You should `raise` error not return string 'error'.

Hi again. Thanks for your help, I think I understood you, I've managed to code something but I'm receiving a weird error I don't understand.

Here's the new code:

``````def dividir(poli1,poli2):
dividendo = poli1
divisor = poli2
cociente = Polinomio([])
listarestando = []

while dividendo.polinomio[0].exponente >= divisor.polinomio[0].exponente:
cociente.polinomio.append(Monomio.dividir(dividendo.polinomio[0],divisor.polinomio[0]))
resultado = Monomio(cociente.polinomio[cociente.size - 1].coeficiente, cociente.polinomio[cociente.size - 1].exponente)
for i in range(0, dividendo.size):
restando = Polinomio([listarestando])
restando.ordenar()
restando.simplificar()
dividendo = Polinomio.restar(dividendo, restando)
cociente.ordenar()
cociente.simplificar()
resto.ordenar()
resto.simplificar()
return cociente, dividendo
``````

however, when I run said code it gives me this error:

``````Traceback (most recent call last):
File "<pyshell#19>", line 1, in <module>
Polinomio.dividir(poldiv1,poldiv2)
File "C:/Users/Carlos/Desktop/clases/monomio.py", line 151, in dividir
dividendo = Polinomio.restar(dividendo, restando)
File "C:/Users/Carlos/Desktop/clases/monomio.py", line 116, in restar
poli2.polinomio[a].coeficiente = 0 - poli2.polinomio[a].coeficiente
AttributeError: 'list' object has no attribute 'coeficiente'
``````

The weird thing is, the error appears to be in restar (the method which substracts polynomials) but when I use that method manually, it works.

(The restar method is already posted in my former post, if you need to see it)

What did I do wrong?

I will post my code using magic methods starting from your code as code snippet thread, when you get your division working I will add it to my snippet (I did not implement it yet myself).
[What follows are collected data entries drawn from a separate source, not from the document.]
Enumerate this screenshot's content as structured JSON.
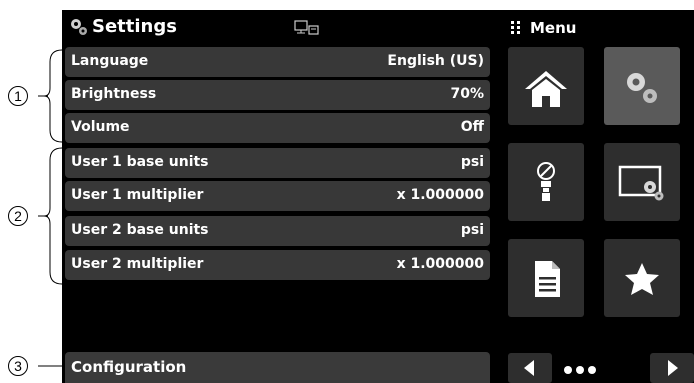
{
  "header": {
    "title": "Settings",
    "menu_label": "Menu"
  },
  "rows": [
    {
      "label": "Language",
      "value": "English (US)"
    },
    {
      "label": "Brightness",
      "value": "70%"
    },
    {
      "label": "Volume",
      "value": "Off"
    },
    {
      "label": "User 1 base units",
      "value": "psi"
    },
    {
      "label": "User 1 multiplier",
      "value": "x 1.000000"
    },
    {
      "label": "User 2 base units",
      "value": "psi"
    },
    {
      "label": "User 2 multiplier",
      "value": "x 1.000000"
    }
  ],
  "footer": {
    "label": "Configuration"
  },
  "menu_tiles": [
    {
      "icon": "home-icon"
    },
    {
      "icon": "gears-icon",
      "selected": true
    },
    {
      "icon": "sensor-icon"
    },
    {
      "icon": "monitor-settings-icon"
    },
    {
      "icon": "document-icon"
    },
    {
      "icon": "star-icon"
    }
  ],
  "callouts": [
    "1",
    "2",
    "3"
  ],
  "colors": {
    "background": "#000000",
    "row": "#383838",
    "tile": "#2e2e2e",
    "tile_selected": "#5a5a5a",
    "text": "#ffffff"
  }
}
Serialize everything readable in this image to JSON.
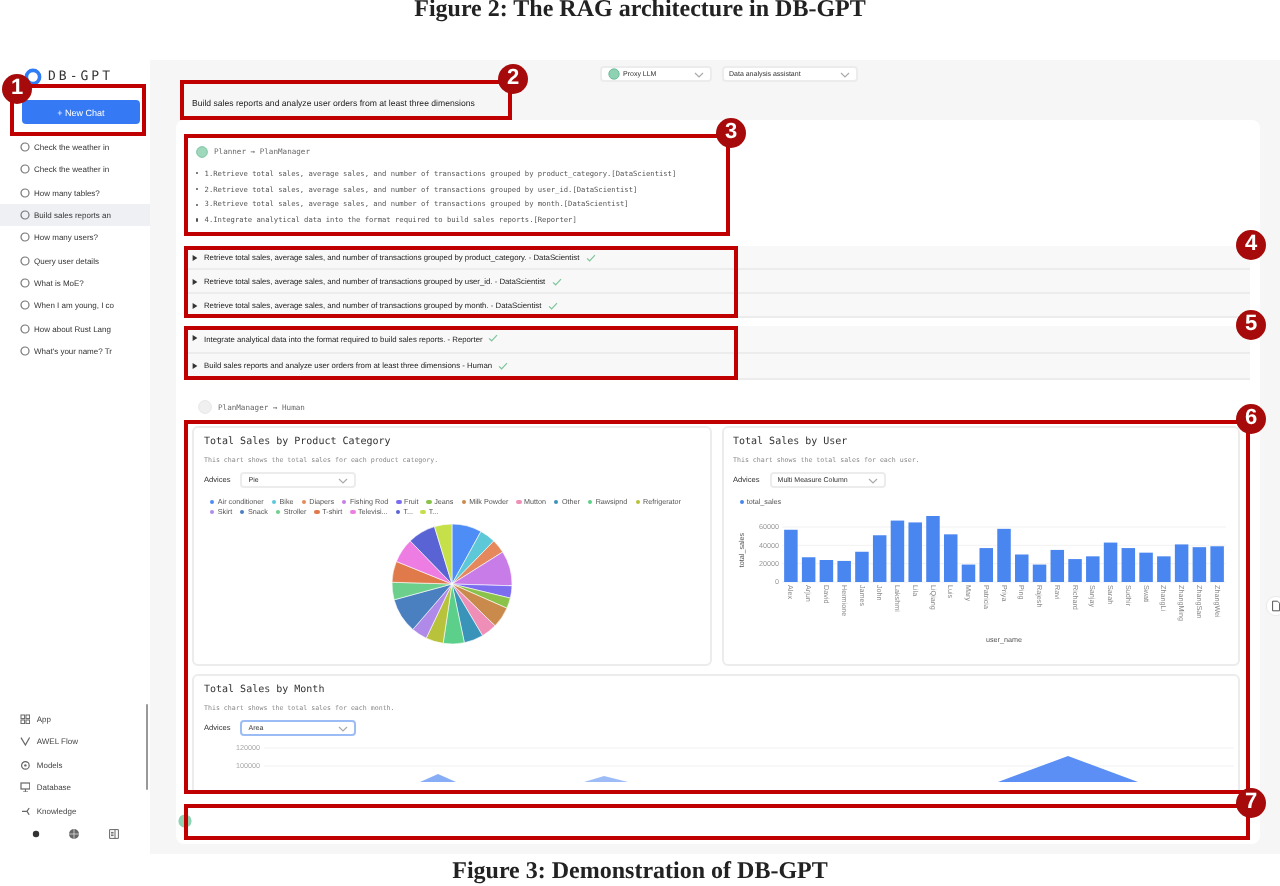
{
  "captions": {
    "top": "Figure 2: The RAG architecture in DB-GPT",
    "bottom": "Figure 3: Demonstration of DB-GPT"
  },
  "sidebar": {
    "logo": "DB-GPT",
    "new_chat": "+ New Chat",
    "chats": [
      {
        "title": "Check the weather in",
        "selected": false
      },
      {
        "title": "Check the weather in",
        "selected": false
      },
      {
        "title": "How many tables?",
        "selected": false
      },
      {
        "title": "Build sales reports an",
        "selected": true
      },
      {
        "title": "How many users?",
        "selected": false
      },
      {
        "title": "Query user details",
        "selected": false
      },
      {
        "title": "What is MoE?",
        "selected": false
      },
      {
        "title": "When I am young, I co",
        "selected": false
      },
      {
        "title": "How about Rust Lang",
        "selected": false
      },
      {
        "title": "What's your name? Tr",
        "selected": false
      }
    ],
    "menu": [
      {
        "label": "App"
      },
      {
        "label": "AWEL Flow"
      },
      {
        "label": "Models"
      },
      {
        "label": "Database"
      },
      {
        "label": "Knowledge"
      }
    ]
  },
  "toolbar": {
    "model": "Proxy LLM",
    "app": "Data analysis assistant"
  },
  "annotations": [
    "1",
    "2",
    "3",
    "4",
    "5",
    "6",
    "7"
  ],
  "message": "Build sales reports and analyze user orders from at least three dimensions",
  "planner": {
    "header": "Planner → PlanManager",
    "steps": [
      "1.Retrieve total sales, average sales, and number of transactions grouped by product_category.[DataScientist]",
      "2.Retrieve total sales, average sales, and number of transactions grouped by user_id.[DataScientist]",
      "3.Retrieve total sales, average sales, and number of transactions grouped by month.[DataScientist]",
      "4.Integrate analytical data into the format required to build sales reports.[Reporter]"
    ]
  },
  "task_groups": [
    [
      {
        "text": "Retrieve total sales, average sales, and number of transactions grouped by product_category. - DataScientist",
        "done": true
      },
      {
        "text": "Retrieve total sales, average sales, and number of transactions grouped by user_id. - DataScientist",
        "done": true
      },
      {
        "text": "Retrieve total sales, average sales, and number of transactions grouped by month. - DataScientist",
        "done": true
      }
    ],
    [
      {
        "text": "Integrate analytical data into the format required to build sales reports. - Reporter",
        "done": true
      },
      {
        "text": "Build sales reports and analyze user orders from at least three dimensions - Human",
        "done": true
      }
    ]
  ],
  "reply_header": "PlanManager → Human",
  "charts": {
    "category": {
      "title": "Total Sales by Product Category",
      "description": "This chart shows the total sales for each product category.",
      "advices_label": "Advices",
      "advice": "Pie",
      "legend": [
        {
          "label": "Air conditioner",
          "color": "#4e8df5"
        },
        {
          "label": "Bike",
          "color": "#5cc8d8"
        },
        {
          "label": "Diapers",
          "color": "#e5895c"
        },
        {
          "label": "Fishing Rod",
          "color": "#c77ce8"
        },
        {
          "label": "Fruit",
          "color": "#7b6cf0"
        },
        {
          "label": "Jeans",
          "color": "#8bc34a"
        },
        {
          "label": "Milk Powder",
          "color": "#c98a4b"
        },
        {
          "label": "Mutton",
          "color": "#ef8fb8"
        },
        {
          "label": "Other",
          "color": "#3a93b8"
        },
        {
          "label": "Rawsipnd",
          "color": "#5ccf8a"
        },
        {
          "label": "Refrigerator",
          "color": "#b8c23a"
        },
        {
          "label": "Skirt",
          "color": "#b08ae8"
        },
        {
          "label": "Snack",
          "color": "#4a7fc0"
        },
        {
          "label": "Stroller",
          "color": "#6cd08c"
        },
        {
          "label": "T-shirt",
          "color": "#e07a4a"
        },
        {
          "label": "Televisi...",
          "color": "#ee7de3"
        },
        {
          "label": "T...",
          "color": "#5a63d4"
        },
        {
          "label": "T...",
          "color": "#c6e04a"
        }
      ]
    },
    "user": {
      "title": "Total Sales by User",
      "description": "This chart shows the total sales for each user.",
      "advices_label": "Advices",
      "advice": "Multi Measure Column",
      "chart_data": {
        "type": "bar",
        "xlabel": "user_name",
        "ylabel": "total_sales",
        "categories": [
          "Alex",
          "Arjun",
          "David",
          "Hermione",
          "James",
          "John",
          "Lakshmi",
          "Lila",
          "LiQiang",
          "Luis",
          "Mary",
          "Patricia",
          "Priya",
          "Ping",
          "Rajesh",
          "Ravi",
          "Richard",
          "Sanjay",
          "Sarah",
          "Sudhir",
          "Swati",
          "ZhangLi",
          "ZhangMing",
          "ZhangSan",
          "ZhangWei"
        ],
        "series": [
          {
            "name": "total_sales",
            "color": "#4a86f0",
            "values": [
              57000,
              27000,
              24000,
              23000,
              33000,
              51000,
              67000,
              65000,
              72000,
              52000,
              19000,
              37000,
              58000,
              30000,
              19000,
              35000,
              25000,
              28000,
              43000,
              37000,
              32000,
              28000,
              41000,
              38000,
              39000
            ]
          }
        ],
        "ylim": [
          0,
          72000
        ],
        "yticks": [
          0,
          20000,
          40000,
          60000
        ],
        "grid": true
      }
    },
    "month": {
      "title": "Total Sales by Month",
      "description": "This chart shows the total sales for each month.",
      "advices_label": "Advices",
      "advice": "Area",
      "axis_ticks": [
        "120000",
        "100000"
      ]
    }
  }
}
You have somehow put list instead of Monomio type element in the Polinomio.

Thanks. The error appeared because of

``````> restando = Polinomio([listarestando])
``````

it should be

``````   restando = Polinomio(listarestando)
``````

as listarestando was already a list.

It doesn't work yet, anyway. I'll keep fixing it and I'll post it when (if) I manage to get it to work.
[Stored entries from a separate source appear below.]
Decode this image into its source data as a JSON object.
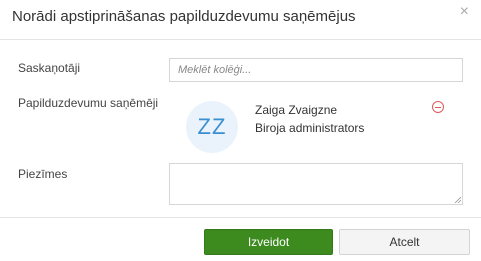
{
  "dialog": {
    "title": "Norādi apstiprināšanas papilduzdevumu saņēmējus",
    "close_icon": "×"
  },
  "form": {
    "coordinators_label": "Saskaņotāji",
    "search_placeholder": "Meklēt kolēģi...",
    "recipients_label": "Papilduzdevumu saņēmēji",
    "recipient": {
      "initials": "ZZ",
      "name": "Zaiga Zvaigzne",
      "role": "Biroja administrators"
    },
    "notes_label": "Piezīmes"
  },
  "footer": {
    "create_label": "Izveidot",
    "cancel_label": "Atcelt"
  },
  "colors": {
    "primary": "#3d8b1f",
    "avatar_bg": "#eaf3fb",
    "avatar_text": "#3a8fd0",
    "remove": "#e05a5a"
  }
}
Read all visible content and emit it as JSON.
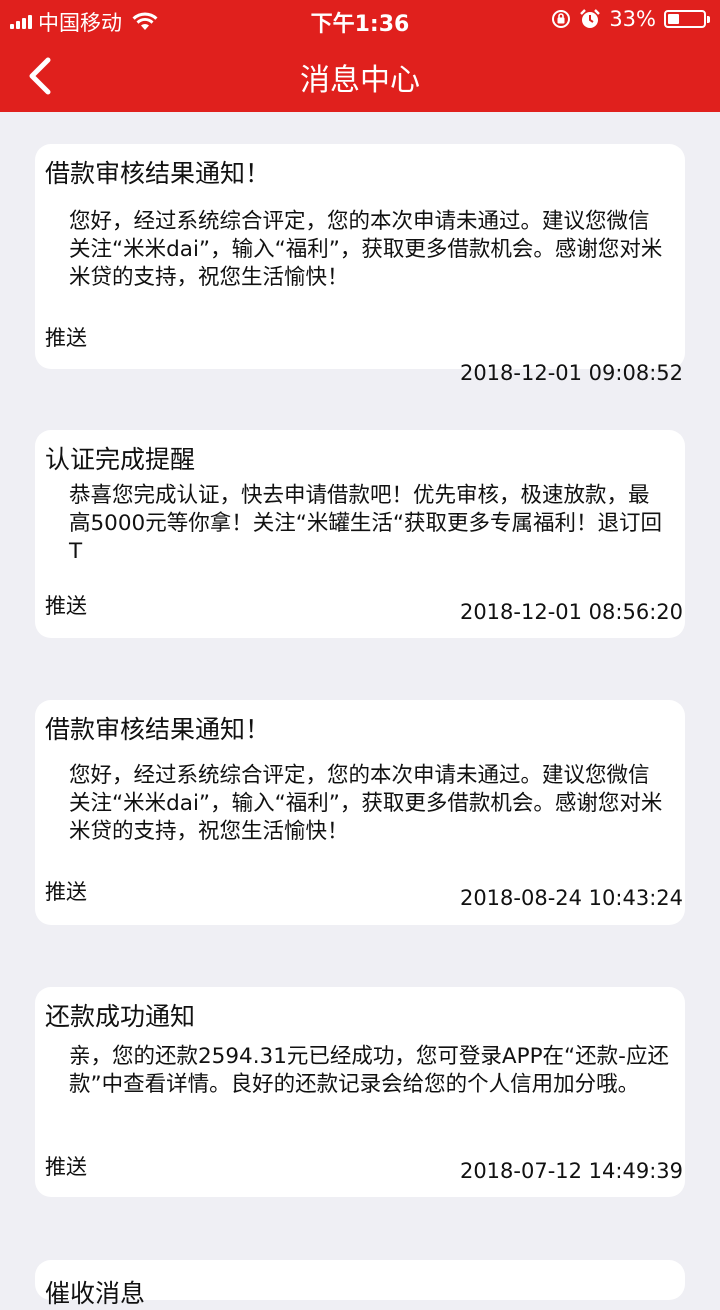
{
  "status_bar": {
    "carrier": "中国移动",
    "time": "下午1:36",
    "battery_percent": "33%",
    "battery_level": 0.33,
    "icons": [
      "signal-icon",
      "wifi-icon",
      "orientation-lock-icon",
      "alarm-icon",
      "battery-icon"
    ]
  },
  "nav": {
    "title": "消息中心",
    "back_icon": "chevron-left-icon"
  },
  "colors": {
    "accent": "#e0201d",
    "background": "#efeff4",
    "card": "#ffffff"
  },
  "messages": [
    {
      "title": "借款审核结果通知！",
      "body": "您好，经过系统综合评定，您的本次申请未通过。建议您微信关注“米米dai”，输入“福利”，获取更多借款机会。感谢您对米米贷的支持，祝您生活愉快！",
      "tag": "推送",
      "time": "2018-12-01 09:08:52"
    },
    {
      "title": "认证完成提醒",
      "body": "恭喜您完成认证，快去申请借款吧！优先审核，极速放款，最高5000元等你拿！关注“米罐生活“获取更多专属福利！退订回T",
      "tag": "推送",
      "time": "2018-12-01 08:56:20"
    },
    {
      "title": "借款审核结果通知！",
      "body": "您好，经过系统综合评定，您的本次申请未通过。建议您微信关注“米米dai”，输入“福利”，获取更多借款机会。感谢您对米米贷的支持，祝您生活愉快！",
      "tag": "推送",
      "time": "2018-08-24 10:43:24"
    },
    {
      "title": "还款成功通知",
      "body": "亲，您的还款2594.31元已经成功，您可登录APP在“还款-应还款”中查看详情。良好的还款记录会给您的个人信用加分哦。",
      "tag": "推送",
      "time": "2018-07-12 14:49:39"
    },
    {
      "title": "催收消息"
    }
  ]
}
I did my own division, be sure to test this one:

``````(X^4 - 1) / (x - 1) = (X^3 + X^2 + x + 1)
``````

Another test usefull is

`````` (X^3 - 2X^2 + 3x + 1) / (-4X^2 + 7x + 12) = (-0.25x + 0.0625)  + (5.5625x + 0.25) / (-4X^2 + 7x + 12)
``````

Which yields coefficients that are not integers even the original coefficients are. Found a bug in my own code when tried this.